Oh, good grief! Will you just get on with the story.
Okay, well, the gate was opened this morning. In the afternoon, the goatmother was sitting at her computer when she heard the Mighty Quinn begin to whine desperately. She trudged dutifully down the stairs to let him out. That was the first problem because, in fact, it was really the parakeet, Crenshaw, imitating the Mighty Quinn whining and was not the Mighty Quinn at all. Nonetheless, the goatmother opened the door to let the dogs out and looked up just in time to see us coming up from the snow laden, brushy pasture.
Now I realize I said I would never set foot outside the barn as long as there was snow on the ground, but, well, frankly I just couldn't stand it in there with Ella a minute longer. Anyway, as the goatmother watched, she suddenly realized that no one was stopping at the gate and everyone was proceeding, in an orderly procession, toward the snow-blanketed garden. She dropped everything, grabbing for her boots and coat, and yelling to the goatfather that indeed, 'Houston we have a problem!' - the goats are out!!!

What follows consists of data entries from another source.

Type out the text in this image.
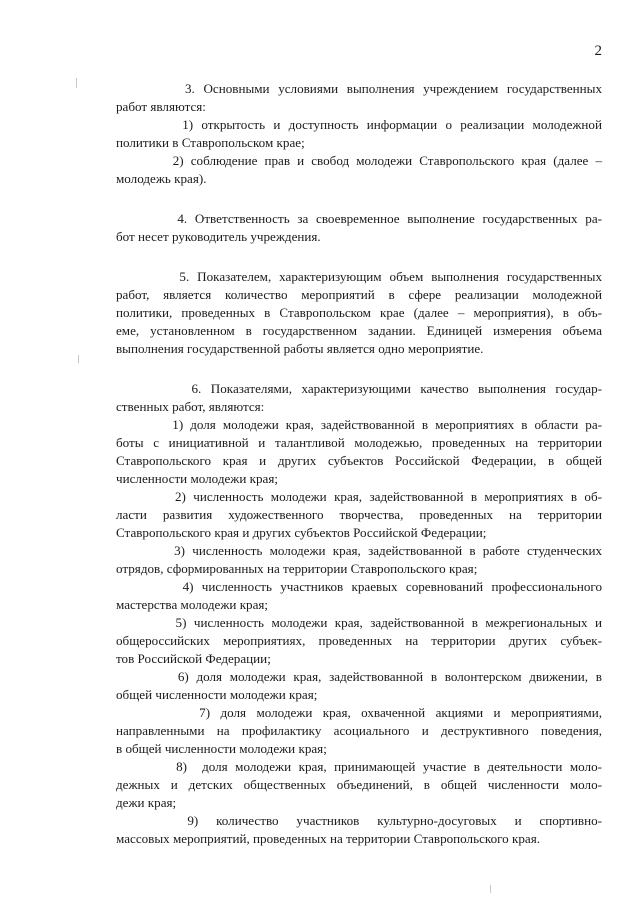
2
3. Основными условиями выполнения учреждением государственных
работ являются:
1) открытость и доступность информации о реализации молодежной
политики в Ставропольском крае;
2) соблюдение прав и свобод молодежи Ставропольского края (далее –
молодежь края).
4. Ответственность за своевременное выполнение государственных ра-
бот несет руководитель учреждения.
5. Показателем, характеризующим объем выполнения государственных
работ, является количество мероприятий в сфере реализации молодежной
политики, проведенных в Ставропольском крае (далее – мероприятия), в объ-
еме, установленном в государственном задании. Единицей измерения объема
выполнения государственной работы является одно мероприятие.
6. Показателями, характеризующими качество выполнения государ-
ственных работ, являются:
1) доля молодежи края, задействованной в мероприятиях в области ра-
боты с инициативной и талантливой молодежью, проведенных на территории
Ставропольского края и других субъектов Российской Федерации, в общей
численности молодежи края;
2) численность молодежи края, задействованной в мероприятиях в об-
ласти развития художественного творчества, проведенных на территории
Ставропольского края и других субъектов Российской Федерации;
3) численность молодежи края, задействованной в работе студенческих
отрядов, сформированных на территории Ставропольского края;
4) численность участников краевых соревнований профессионального
мастерства молодежи края;
5) численность молодежи края, задействованной в межрегиональных и
общероссийских мероприятиях, проведенных на территории других субъек-
тов Российской Федерации;
6) доля молодежи края, задействованной в волонтерском движении, в
общей численности молодежи края;
7) доля молодежи края, охваченной акциями и мероприятиями,
направленными на профилактику асоциального и деструктивного поведения,
в общей численности молодежи края;
8)  доля молодежи края, принимающей участие в деятельности моло-
дежных и детских общественных объединений, в общей численности моло-
дежи края;
9)  количество  участников  культурно-досуговых  и  спортивно-
массовых мероприятий, проведенных на территории Ставропольского края.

Really I don't understand what all the fuss was about. It's not like we were going very far. After all, there is snow on the ground. Plus, surely someone must have meant for us to explore new territory or the latch would never have inadvertently frozen open. I don't know how it took us so long to discover , but I blame Boo. Honestly, no one can see around anything that size.
So, the four of them, the goatmother, goatfather, the Mighty Quinn, and Cabra, came charging toward the barn. The goatfather was in the lead and Ella ran around to meet him (the turncoat). The Mighty Quinn veered off and that's when it happened.
There you go again. Get to the point already.
The goatmother looked up in time to see everyone (except Ella, of course) running for the lot. She wasn't really surprised until she saw Peanut run by the fence inside the lot so fast that he caused it to sway. Why was he running? That's when she saw the little tan ball of fuzz hot on his heels. HOLY FINKELBINDER! The downy dirt devil can HERD! We knew it was a possibility (remember this?), but we hardly expected her to live up to the image. I am ashamed to say that we allowed ourselves to be manipulated by a ball of fuzz with snowballs hanging off of it. How humiliating. Oh, the embarrassment that is mine.
Life will never be the same. The goatmother says it just goes to show: "Don't tell people how to do things. Tell them what do do and let them surprise you with their results." - General George S. Patton.
1 comment:
Oh, good girl, Cabra! (sorry, Marigold). I wish the goatmother had gotten video of this!